Bien sûr, nous nous reverrons. Nous nous croiserons un jour, en visitant Ellen.

Je vous souhaite tout le bonheur possible.

Joanna Ashbury

Joanna,

Quelle bizarrerie que de t’appeler ainsi.

Tu t’appelles désormais Wasserman, et moi, Ashbury. Wasser l’eau, Ash la cendre, quelle ironie dans tout cela. Joanna Ashbury, ça sonne comme John Ashbery, et son long poème « Autoportrait dans un miroir convexe », que je m’étais promis de lire, rappelle-toi. Ashbery parle d’un tableau du cinquecento, une œuvre de Parmigianino, j’ai aimé ce poème, et j’ai voulu connaître l’histoire du tableau.
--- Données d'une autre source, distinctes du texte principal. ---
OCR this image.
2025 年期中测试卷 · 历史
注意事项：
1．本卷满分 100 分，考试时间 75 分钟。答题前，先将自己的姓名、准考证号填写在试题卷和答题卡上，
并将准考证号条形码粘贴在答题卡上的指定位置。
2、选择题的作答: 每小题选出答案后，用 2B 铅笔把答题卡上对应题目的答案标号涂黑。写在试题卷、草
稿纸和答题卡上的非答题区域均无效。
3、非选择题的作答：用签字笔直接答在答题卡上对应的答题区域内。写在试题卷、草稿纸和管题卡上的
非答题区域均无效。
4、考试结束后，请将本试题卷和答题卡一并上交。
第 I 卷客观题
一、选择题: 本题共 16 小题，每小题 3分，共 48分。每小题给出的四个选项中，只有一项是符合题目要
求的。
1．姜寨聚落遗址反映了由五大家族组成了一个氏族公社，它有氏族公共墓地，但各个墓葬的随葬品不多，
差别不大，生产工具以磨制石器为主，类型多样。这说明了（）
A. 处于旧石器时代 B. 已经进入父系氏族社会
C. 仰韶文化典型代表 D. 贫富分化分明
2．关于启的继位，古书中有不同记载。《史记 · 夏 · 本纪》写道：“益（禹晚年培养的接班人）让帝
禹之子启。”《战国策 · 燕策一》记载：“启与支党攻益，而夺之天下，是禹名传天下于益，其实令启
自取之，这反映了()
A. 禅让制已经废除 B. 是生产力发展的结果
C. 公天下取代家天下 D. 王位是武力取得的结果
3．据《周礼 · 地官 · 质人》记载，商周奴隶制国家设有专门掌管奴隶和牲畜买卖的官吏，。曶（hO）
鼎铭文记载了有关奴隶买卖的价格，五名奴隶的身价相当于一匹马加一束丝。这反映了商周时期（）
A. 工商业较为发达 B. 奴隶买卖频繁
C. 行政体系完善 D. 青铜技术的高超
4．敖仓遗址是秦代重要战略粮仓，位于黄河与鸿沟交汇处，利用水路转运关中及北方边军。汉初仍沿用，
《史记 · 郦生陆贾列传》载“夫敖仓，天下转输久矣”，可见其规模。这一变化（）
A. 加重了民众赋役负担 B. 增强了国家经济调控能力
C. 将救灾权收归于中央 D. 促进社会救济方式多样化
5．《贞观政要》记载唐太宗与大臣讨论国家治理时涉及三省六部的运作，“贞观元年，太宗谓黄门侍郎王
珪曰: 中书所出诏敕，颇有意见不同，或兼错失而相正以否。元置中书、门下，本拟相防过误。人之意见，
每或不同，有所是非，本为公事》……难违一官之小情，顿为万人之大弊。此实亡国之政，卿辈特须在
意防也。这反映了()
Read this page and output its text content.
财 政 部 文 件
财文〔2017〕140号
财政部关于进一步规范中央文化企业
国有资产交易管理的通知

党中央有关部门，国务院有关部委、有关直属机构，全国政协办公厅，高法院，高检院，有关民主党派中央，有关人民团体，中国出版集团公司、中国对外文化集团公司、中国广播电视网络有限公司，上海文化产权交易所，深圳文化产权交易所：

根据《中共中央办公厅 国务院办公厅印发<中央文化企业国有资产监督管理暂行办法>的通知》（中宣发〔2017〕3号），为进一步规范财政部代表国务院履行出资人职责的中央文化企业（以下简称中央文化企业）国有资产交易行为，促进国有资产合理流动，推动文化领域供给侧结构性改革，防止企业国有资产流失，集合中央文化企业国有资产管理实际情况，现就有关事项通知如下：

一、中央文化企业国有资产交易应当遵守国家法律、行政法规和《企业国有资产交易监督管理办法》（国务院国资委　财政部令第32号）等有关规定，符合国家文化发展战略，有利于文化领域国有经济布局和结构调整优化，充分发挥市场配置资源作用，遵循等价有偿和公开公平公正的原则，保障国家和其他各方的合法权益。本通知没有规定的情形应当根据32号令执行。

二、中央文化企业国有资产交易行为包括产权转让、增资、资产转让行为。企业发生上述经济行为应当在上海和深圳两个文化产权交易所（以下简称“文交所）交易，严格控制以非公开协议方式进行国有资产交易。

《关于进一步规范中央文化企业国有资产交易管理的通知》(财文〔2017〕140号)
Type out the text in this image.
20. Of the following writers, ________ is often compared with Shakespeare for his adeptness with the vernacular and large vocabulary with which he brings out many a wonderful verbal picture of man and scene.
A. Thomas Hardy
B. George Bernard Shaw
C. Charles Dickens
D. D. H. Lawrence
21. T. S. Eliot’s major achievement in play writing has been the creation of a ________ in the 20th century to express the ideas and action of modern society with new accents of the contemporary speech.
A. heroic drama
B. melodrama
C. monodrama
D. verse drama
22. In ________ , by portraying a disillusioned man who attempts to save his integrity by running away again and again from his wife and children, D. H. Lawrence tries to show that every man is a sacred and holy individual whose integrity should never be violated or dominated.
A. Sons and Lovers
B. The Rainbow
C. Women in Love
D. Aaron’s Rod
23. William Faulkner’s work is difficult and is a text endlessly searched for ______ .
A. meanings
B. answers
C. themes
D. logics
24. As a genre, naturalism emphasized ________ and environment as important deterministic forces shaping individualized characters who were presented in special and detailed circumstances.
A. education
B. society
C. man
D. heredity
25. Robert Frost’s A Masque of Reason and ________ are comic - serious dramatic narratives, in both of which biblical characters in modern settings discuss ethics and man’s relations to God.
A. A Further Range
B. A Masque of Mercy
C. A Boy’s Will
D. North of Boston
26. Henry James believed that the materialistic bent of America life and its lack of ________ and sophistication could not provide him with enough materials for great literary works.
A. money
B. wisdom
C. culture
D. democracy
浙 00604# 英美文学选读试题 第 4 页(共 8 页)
Un jour, le peintre – il est tout jeune, il a vingt et un ans – se voit dans un de ces miroirs de coiffeur convexes, et il veut faire son autoportrait. Il fait fabriquer au tour une coupe de sphère de bois, de la taille du miroir, afin de le reproduire exactement dans sa forme. En bas, au premier plan, il peint sa main, très grande, si belle qu’elle paraît vraie, et au centre, à peine déformée, sa figure d’ange, gracieux, c’est presque un enfant. Le monde tournoie autour de ce visage, tout s’y déforme, plafond, lumière, perspective : c’est un chaos de courbes.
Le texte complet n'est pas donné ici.